На лице доктора Карцева появилось недовольное выражение, но он промолчал.
Все вокруг выглядели невероятно глупо. Однако дураком чувствовал себя только я один. Остальные либо не понимали, что происходит, либо делали вид, что все в порядке, либо, как кое-кто из охранников, веселились от души, глядя на нашу расчудесную компанию. Наверное, я должен был что-то сделать. Но я понятия не имел, что полагается делать виновнику торжества. По всей видимости, мне следовало произнести ответную речь. Ну или хотя бы сказать пару слов в знак благодарности. Но никто не собирался меня слушать. Разве что только доктор Карцев. У которого вдруг начало нервно подергиваться веко левого глаза. Как будто он двое суток не спал. И Виктор все еще порывался встать. Но он хотел не слушать, а говорить. Похоже, ему понравилась роль оратора.

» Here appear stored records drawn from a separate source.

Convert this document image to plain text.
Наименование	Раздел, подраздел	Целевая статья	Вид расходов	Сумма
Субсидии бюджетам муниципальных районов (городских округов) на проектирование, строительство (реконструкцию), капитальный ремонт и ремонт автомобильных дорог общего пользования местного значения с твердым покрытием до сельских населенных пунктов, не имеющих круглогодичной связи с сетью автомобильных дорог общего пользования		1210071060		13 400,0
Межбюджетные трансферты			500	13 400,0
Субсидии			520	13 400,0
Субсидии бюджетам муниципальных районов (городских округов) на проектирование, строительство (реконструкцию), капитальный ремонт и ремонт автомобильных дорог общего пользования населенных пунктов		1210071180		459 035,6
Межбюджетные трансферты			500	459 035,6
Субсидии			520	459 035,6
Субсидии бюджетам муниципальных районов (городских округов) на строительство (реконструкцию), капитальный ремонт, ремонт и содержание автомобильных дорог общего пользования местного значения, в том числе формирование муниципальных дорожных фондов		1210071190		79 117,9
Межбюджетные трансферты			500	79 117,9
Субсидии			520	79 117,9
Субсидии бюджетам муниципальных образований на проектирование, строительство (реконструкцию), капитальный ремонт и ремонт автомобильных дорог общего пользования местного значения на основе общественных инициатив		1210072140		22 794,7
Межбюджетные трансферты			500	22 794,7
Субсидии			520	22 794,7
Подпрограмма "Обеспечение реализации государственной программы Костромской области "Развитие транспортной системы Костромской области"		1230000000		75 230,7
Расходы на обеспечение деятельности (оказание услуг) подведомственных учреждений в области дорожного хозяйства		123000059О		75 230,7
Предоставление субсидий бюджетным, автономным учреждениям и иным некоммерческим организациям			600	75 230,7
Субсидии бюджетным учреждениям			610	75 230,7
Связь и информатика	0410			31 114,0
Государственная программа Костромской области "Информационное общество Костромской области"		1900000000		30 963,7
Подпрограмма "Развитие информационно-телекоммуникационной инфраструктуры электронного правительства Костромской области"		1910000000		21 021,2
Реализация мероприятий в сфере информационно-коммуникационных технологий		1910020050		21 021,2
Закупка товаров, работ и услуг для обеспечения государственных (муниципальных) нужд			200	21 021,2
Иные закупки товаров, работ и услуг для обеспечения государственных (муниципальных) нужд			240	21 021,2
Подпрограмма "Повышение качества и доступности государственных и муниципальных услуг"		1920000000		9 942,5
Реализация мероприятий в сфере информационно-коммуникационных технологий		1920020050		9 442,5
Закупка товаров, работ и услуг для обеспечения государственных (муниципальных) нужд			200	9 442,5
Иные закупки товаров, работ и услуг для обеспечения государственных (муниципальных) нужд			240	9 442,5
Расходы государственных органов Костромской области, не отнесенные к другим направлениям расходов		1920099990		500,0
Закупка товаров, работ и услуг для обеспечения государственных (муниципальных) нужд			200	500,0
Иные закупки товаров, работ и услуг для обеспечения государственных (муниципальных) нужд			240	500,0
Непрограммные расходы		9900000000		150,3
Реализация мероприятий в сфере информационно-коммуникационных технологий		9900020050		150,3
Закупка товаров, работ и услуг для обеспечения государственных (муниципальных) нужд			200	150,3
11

Доктор Карцев сделал знак стоявшему слева от него охраннику с резиновой змеей, кстати, очень похожей на настоящую, обмотанной вокруг шеи. Охранник достал из кармана зажигалку, чиркнул ею и начал зажигать воткнутые в торт свечи. Такая была традиция у тех, кто жил за стенами пансионата — втыкать в праздничный торт столько зажженных свечей, сколько лет исполнилось виновнику торжества. А он, то есть я, должен эти свечи задуть. Вот только я позабыл, в чем тут смысл. Хотя, может быть, никакого смысла и нет вовсе. Поиски смысла в чем-то одном приводят лишь к пониманию того, что смысла нет вообще нигде и ни в чем. Мы живем в мире хаоса, который сами и приумножаем. Люди постоянно говорят о порядке и смысле только ради того, чтобы окончательно не утонуть в болоте бессмысленности. Мне кажется, доктор Карцев тоже это понимает. Иначе чего ради он устроил это представление?
— В нашем дружном коллективе!.. — выкрикнул все же Виктор.
Но продолжить он не смог — охранник снова усадил его на место. А Пал Палыч показал ему язык.
Держа торт с горящими свечами на вытянутых руках, доктор Карцев торжественным шагом двинулся мне навстречу.
Ольга Николаевна всплеснула худенькими ручонками, прижала ладони к лицу и заплакала навзрыд. Должно быть, праздничный торт со свечами напомнил ей о чем-то из прошлой жизни, что она давно уже забыла. Но на нее никто не обратил внимания. Только Ксения дернула ее за рукав и прошипела, не разжимая губ:
— Перестань!
Подойдя вплотную ко мне, доктор Карцев остановился. А у меня за спиной в тот же миг нарисовался второй охранник — Болтун. На случай, если я попытаюсь напасть на доктора. Зачем мне это? Я же не полный идиот. Вырваться на свободу у меня нет ни малейшего шанса. А при докторе Карцеве наша жизнь под замком только-только начала налаживаться.
— Загадал желание? — спросил меня доктор.
— Зачем? — не понял я.
— Если задуть разом все свечи, то желание сбудется.
Я удивился.
— Серьезно?
— Так говорят, — очень серьезно ответил доктор Карцев.
Я задумался.
Самым большим моим желанием было оказаться на свободе. Но торт со свечками вряд ли мог мне в этом помочь. Для того чтобы покинуть пансионат, я должен был излечиться от болезни альтера. Но даже доктор Карцев, врач, которому я доверял больше, чем всем остальным врачам, с которыми мне приходилось иметь дело, говорит, что лекарства от моей болезни не существует и нет никакой надежды на то, что оно появится в обозримом будущем. По его словам, для создания такого лекарства требуется серьезный прорыв не только в медицине, но и в ряде других смежных областей. Сказано красиво, но смысла в этих словах никакого. Это ведь все равно, что, ковыряя пальцем в носу и пялясь в потолок, как Николай Несторович, глубокомысленно изречь: «А фиг его знает!»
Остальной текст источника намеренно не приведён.